The United States Medical Licensing Examination, or USMLE for short, is a three-part licensing examination that is required in order to receive a license to practice medicine within the United States.

The USMLE assesses a physician’s ability to apply knowledge, concepts, and principles, and to determine fundamental patient-centered skills that are important in health and disease and that constitute the basis of safe and effective patient care.Examination committees composed of medical educators and clinicians from across the United States and its territories prepare the examination materials each year.

This exam is designed by the Federation of State Medical Boards and the National Board of Medical Examiners to determine whether or not an individual understands and can apply the knowledge necessary to practice medicine safely and intelligently.

The USMLE is actually comprised of three different exams that are referred to as steps, which examine the individual’s knowledge of specific topics related to the field of medicine such as basic science, medical knowledge, medical skills, clinical science, and the application of all of these skills and areas of knowledge in the medical field.

All three steps of the USMLE include a series of computerized multiple-choice questions, but the format of the exam and the information covered in each multiple-choice section is different for each step of the USMLE. The USMLE Step II also has a clinical skills portion that examines an individual’s ability to work with real patients and the USMLE Step III has a computerized patient simulation portion in addition to the multiple-choice section of the exam. In order for an individual to receive a license to practice medicine, the individual must pass all three steps of the USMLE.

Medical doctors with an M.D. degree are required to pass this examination before being permitted to practice medicine in the United States of America

The correct answer is b; Hydrogen excretion in breath after oral administration of lactose.[2]

Lactase is a disaccharidase localized in the brush border of the intestinal villous cells. It hydrolyzes lactose to its constituent monosaccharides, glucose and galactose. Intestinal lactase levels are usually normal at birth in all populations; however, lactase deficiency is a common, genetically predetermined condition. Lactase activity is not readily increased by the oral administration of substrate or the inclusion of lactose in the diet. The clinical symptoms of lactose malabsorption are due to the presence of osmotically active, undigested lactose, which may act to increase intestinal fluid volume, alter transit time, and produce the symptoms of abdominal cramps, distention, and occasionally, watery diarrhea.

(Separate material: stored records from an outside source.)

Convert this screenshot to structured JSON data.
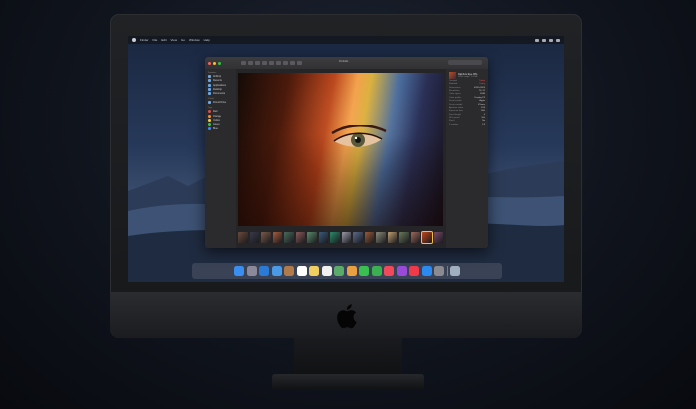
{
  "menubar": {
    "app_name": "Finder",
    "items": [
      "File",
      "Edit",
      "View",
      "Go",
      "Window",
      "Help"
    ]
  },
  "window": {
    "title": "Portraits",
    "sidebar": {
      "favorites_header": "Favorites",
      "favorites": [
        "AirDrop",
        "Recents",
        "Applications",
        "Desktop",
        "Documents"
      ],
      "icloud_header": "iCloud",
      "icloud": [
        "iCloud Drive"
      ],
      "tags_header": "Tags",
      "tags": [
        "Red",
        "Orange",
        "Yellow",
        "Green",
        "Blue"
      ]
    },
    "inspector": {
      "file_name": "Rainbow Eye.JPG",
      "file_size": "JPEG image - 1.6 MB",
      "rows": [
        {
          "k": "Created",
          "v": "Today"
        },
        {
          "k": "Modified",
          "v": "Today"
        },
        {
          "k": "Dimensions",
          "v": "4032×3024"
        },
        {
          "k": "Resolution",
          "v": "72×72"
        },
        {
          "k": "Color space",
          "v": "RGB"
        },
        {
          "k": "Color profile",
          "v": "Display P3"
        },
        {
          "k": "Device make",
          "v": "Apple"
        },
        {
          "k": "Device model",
          "v": "iPhone"
        },
        {
          "k": "Aperture value",
          "v": "1.69"
        },
        {
          "k": "Exposure time",
          "v": "1/60"
        },
        {
          "k": "Focal length",
          "v": "4"
        },
        {
          "k": "ISO speed",
          "v": "100"
        },
        {
          "k": "Flash",
          "v": "No"
        },
        {
          "k": "F number",
          "v": "1.8"
        }
      ]
    }
  },
  "colors": {
    "accent": "#6aa7e8",
    "close": "#ff5f57",
    "minimize": "#febc2e",
    "zoom": "#28c840",
    "selection": "#f0c040"
  },
  "filmstrip": [
    "#6b4a3a",
    "#3a3a4a",
    "#7a5a4a",
    "#a85a3a",
    "#4a6a5a",
    "#8a5a5a",
    "#5a8a6a",
    "#3a5a7a",
    "#2a8a6a",
    "#9a9aaa",
    "#5a6a8a",
    "#9a5a3a",
    "#8a8a7a",
    "#c0a070",
    "#6a7a5a",
    "#a06a5a",
    "#c2441c",
    "#7a4a6a"
  ],
  "dock": [
    "finder-icon",
    "launchpad-icon",
    "safari-icon",
    "mail-icon",
    "contacts-icon",
    "calendar-icon",
    "notes-icon",
    "reminders-icon",
    "maps-icon",
    "photos-icon",
    "messages-icon",
    "facetime-icon",
    "music-icon",
    "podcasts-icon",
    "news-icon",
    "app-store-icon",
    "system-preferences-icon",
    "trash-icon"
  ],
  "dock_colors": [
    "#3a8ef0",
    "#8a8a9a",
    "#2a7ad8",
    "#4a9ae8",
    "#b07a4a",
    "#ffffff",
    "#f0d060",
    "#f0f0f0",
    "#5aaa6a",
    "#e8a040",
    "#3ac050",
    "#3ab050",
    "#f04a5a",
    "#9a4ad8",
    "#f03a4a",
    "#2a8af0",
    "#8a8a90",
    "#a0b0c0"
  ]
}
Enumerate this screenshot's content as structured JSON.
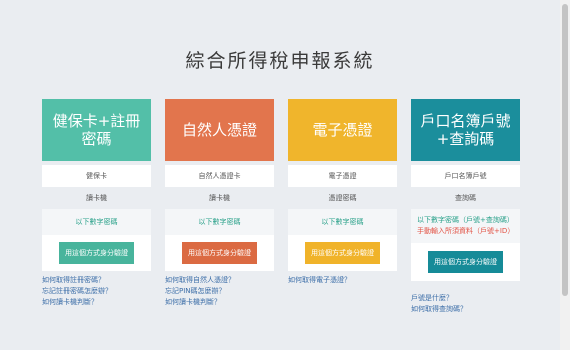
{
  "title": "綜合所得稅申報系統",
  "columns": [
    {
      "header": "健保卡+註冊密碼",
      "row1": "健保卡",
      "row2": "讀卡機",
      "row3": "以下數字密碼",
      "button": "用這個方式身分驗證",
      "links": [
        "如何取得註冊密碼？",
        "忘記註冊密碼怎麼辦？",
        "如何讀卡機判斷？"
      ]
    },
    {
      "header": "自然人憑證",
      "row1": "自然人憑證卡",
      "row2": "讀卡機",
      "row3": "以下數字密碼",
      "button": "用這個方式身分驗證",
      "links": [
        "如何取得自然人憑證？",
        "忘記PIN碼怎麼辦？",
        "如何讀卡機判斷？"
      ]
    },
    {
      "header": "電子憑證",
      "row1": "電子憑證",
      "row2": "憑證密碼",
      "row3": "以下數字密碼",
      "button": "用這個方式身分驗證",
      "links": [
        "如何取得電子憑證？"
      ]
    },
    {
      "header": "戶口名簿戶號+查詢碼",
      "row1": "戶口名簿戶號",
      "row2": "查詢碼",
      "note_green": "以下數字密碼（戶號+查詢碼）",
      "note_red": "手動輸入所須資料（戶號+ID）",
      "button": "用這個方式身分驗證",
      "links": [
        "戶號是什麼？",
        "如何取得查詢碼？"
      ]
    }
  ]
}
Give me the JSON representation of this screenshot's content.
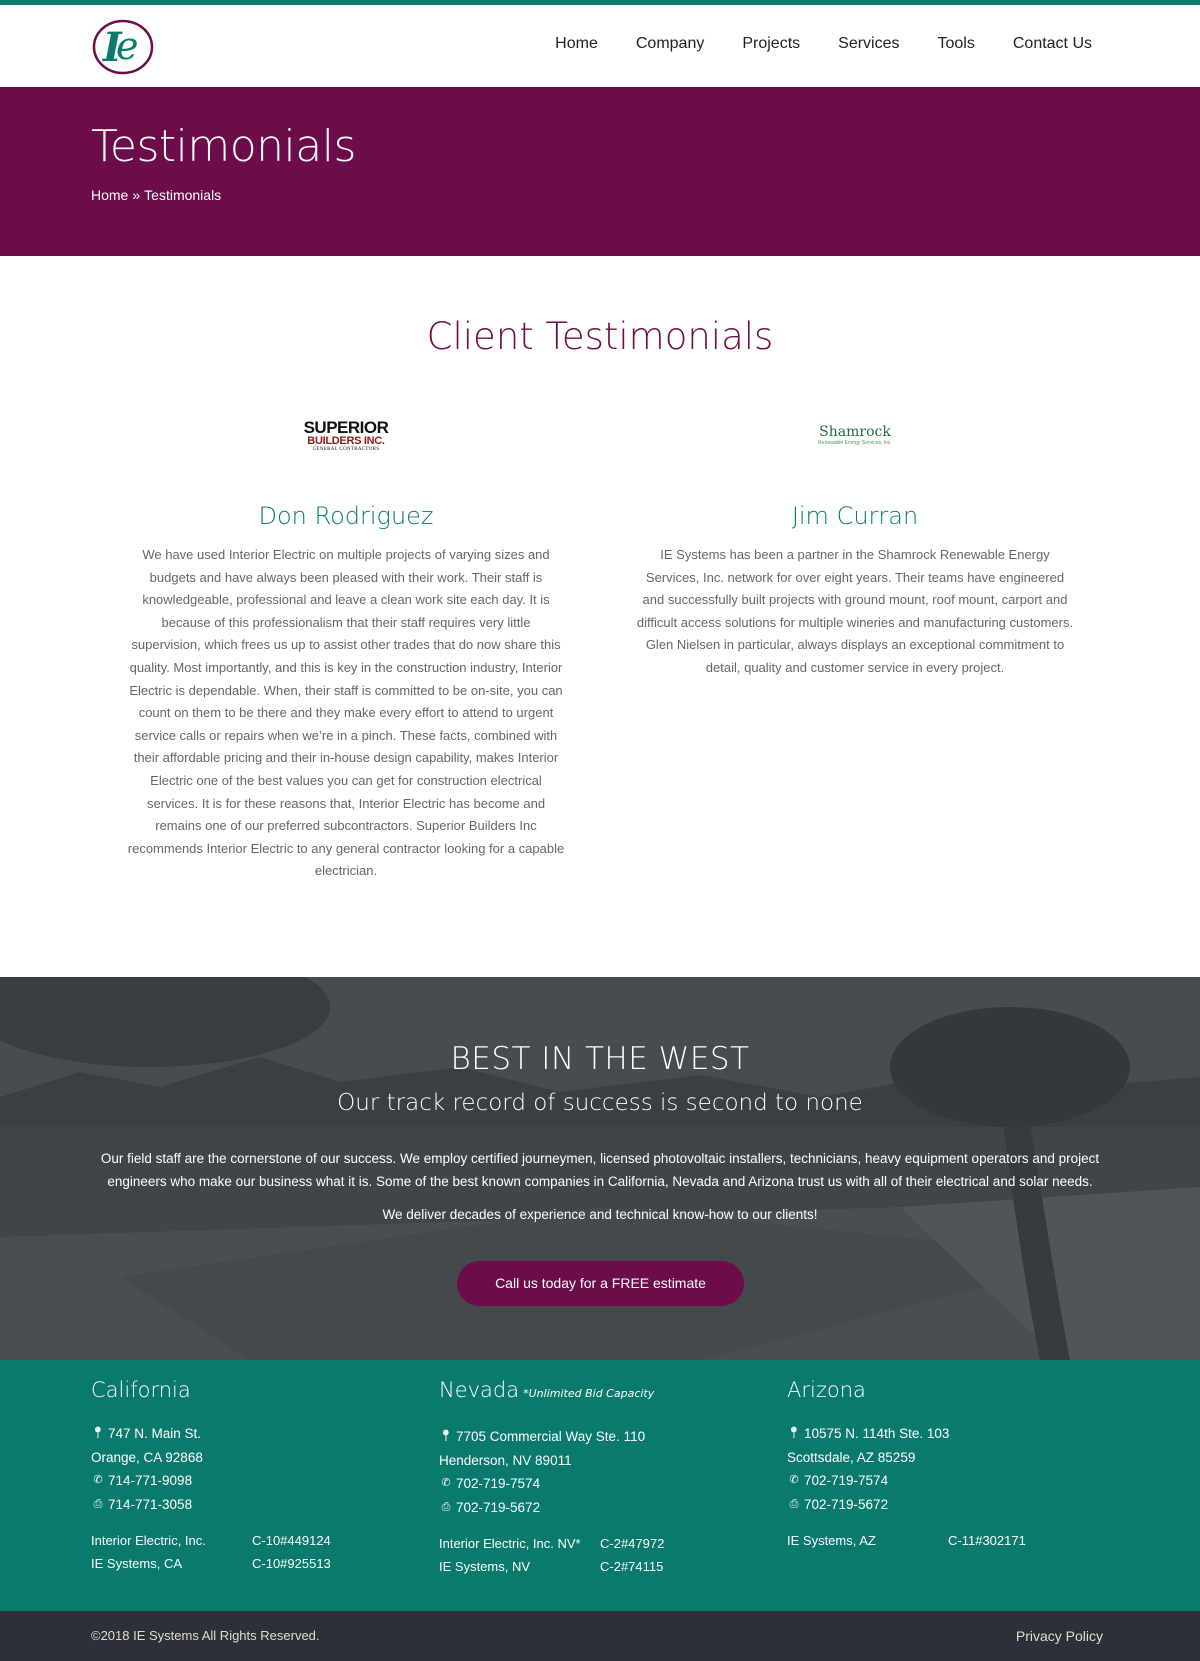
{
  "header": {
    "nav": [
      "Home",
      "Company",
      "Projects",
      "Services",
      "Tools",
      "Contact Us"
    ]
  },
  "banner": {
    "title": "Testimonials",
    "breadcrumb_home": "Home",
    "breadcrumb_sep": "»",
    "breadcrumb_current": "Testimonials"
  },
  "testimonials": {
    "section_title": "Client Testimonials",
    "items": [
      {
        "logo_line1": "SUPERIOR",
        "logo_line2": "BUILDERS INC.",
        "logo_line3": "GENERAL CONTRACTORS",
        "name": "Don Rodriguez",
        "text": "We have used Interior Electric on multiple projects of varying sizes and budgets and have always been pleased with their work. Their staff is knowledgeable, professional and leave a clean work site each day. It is because of this professionalism that their staff requires very little supervision, which frees us up to assist other trades that do now share this quality. Most importantly, and this is key in the construction industry, Interior Electric is dependable. When, their staff is committed to be on-site, you can count on them to be there and they make every effort to attend to urgent service calls or repairs when we’re in a pinch. These facts, combined with their affordable pricing and their in-house design capability, makes Interior Electric one of the best values you can get for construction electrical services. It is for these reasons that, Interior Electric has become and remains one of our preferred subcontractors. Superior Builders Inc recommends Interior Electric to any general contractor looking for a capable electrician."
      },
      {
        "logo_line1": "Shamrock",
        "logo_line2": "Renewable Energy Services, Inc.",
        "name": "Jim Curran",
        "text": "IE Systems has been a partner in the Shamrock Renewable Energy Services, Inc. network for over eight years. Their teams have engineered and successfully built projects with ground mount, roof mount, carport and difficult access solutions for multiple wineries and manufacturing customers. Glen Nielsen in particular, always displays an exceptional commitment to detail, quality and customer service in every project."
      }
    ]
  },
  "promo": {
    "title": "BEST IN THE WEST",
    "subtitle": "Our track record of success is second to none",
    "body": "Our field staff are the cornerstone of our success. We employ certified journeymen, licensed photovoltaic installers, technicians, heavy equipment operators and project engineers who make our business what it is. Some of the best known companies in California, Nevada and Arizona trust us with all of their electrical and solar needs.",
    "tagline": "We deliver decades of experience and technical know-how to our clients!",
    "cta": "Call us today for a FREE estimate"
  },
  "locations": [
    {
      "title": "California",
      "note": "",
      "address1": "747 N. Main St.",
      "address2": "Orange, CA 92868",
      "phone": "714-771-9098",
      "fax": "714-771-3058",
      "licenses": [
        {
          "name": "Interior Electric, Inc.",
          "number": "C-10#449124"
        },
        {
          "name": "IE Systems, CA",
          "number": "C-10#925513"
        }
      ]
    },
    {
      "title": "Nevada",
      "note": "*Unlimited Bid Capacity",
      "address1": "7705 Commercial Way Ste. 110",
      "address2": "Henderson, NV 89011",
      "phone": "702-719-7574",
      "fax": "702-719-5672",
      "licenses": [
        {
          "name": "Interior Electric, Inc. NV*",
          "number": "C-2#47972"
        },
        {
          "name": "IE Systems, NV",
          "number": "C-2#74115"
        }
      ]
    },
    {
      "title": "Arizona",
      "note": "",
      "address1": "10575 N. 114th Ste. 103",
      "address2": "Scottsdale, AZ 85259",
      "phone": "702-719-7574",
      "fax": "702-719-5672",
      "licenses": [
        {
          "name": "IE Systems, AZ",
          "number": "C-11#302171"
        }
      ]
    }
  ],
  "footer": {
    "copyright": "©2018 IE Systems All Rights Reserved.",
    "privacy": "Privacy Policy"
  },
  "icons": {
    "logo": "ie-logo-icon",
    "address": "map-marker-icon",
    "phone": "phone-icon",
    "fax": "fax-icon"
  },
  "colors": {
    "primary_purple": "#6d0c4b",
    "primary_teal": "#0a7a6c",
    "bottom_bar": "#2e3038"
  }
}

Bacterial metabolism of the nonabsorbed carbohydrates in the colon into carbon dioxide and hydrogen may contribute to the clinical symptoms. Acquired lactase deficiency is often associated with conditions of the gastrointestinal tract that cause intestinal mucosal injury (e.g., sprue and regional enteritis). Diagnostic techniques for lactose intolerance include removal of the offending sugar, with a reproduction of symptoms upon reintroduction. Although the ingestion of even small amounts of lactose can be diagnostic if gastrointestinal symptoms occur, the measurement of breath hydrogen is more specific, as it is not affected by glucose metabolism or gastric emptying. Similarly, an acidic stool pH in the presence of reducing substances would be diagnostic. Direct measurement of enzyme levels combined with histologic evaluation helps to differentiate an acquired (secondary versus primary) lactase deficiency in which the intestinal histology is normal.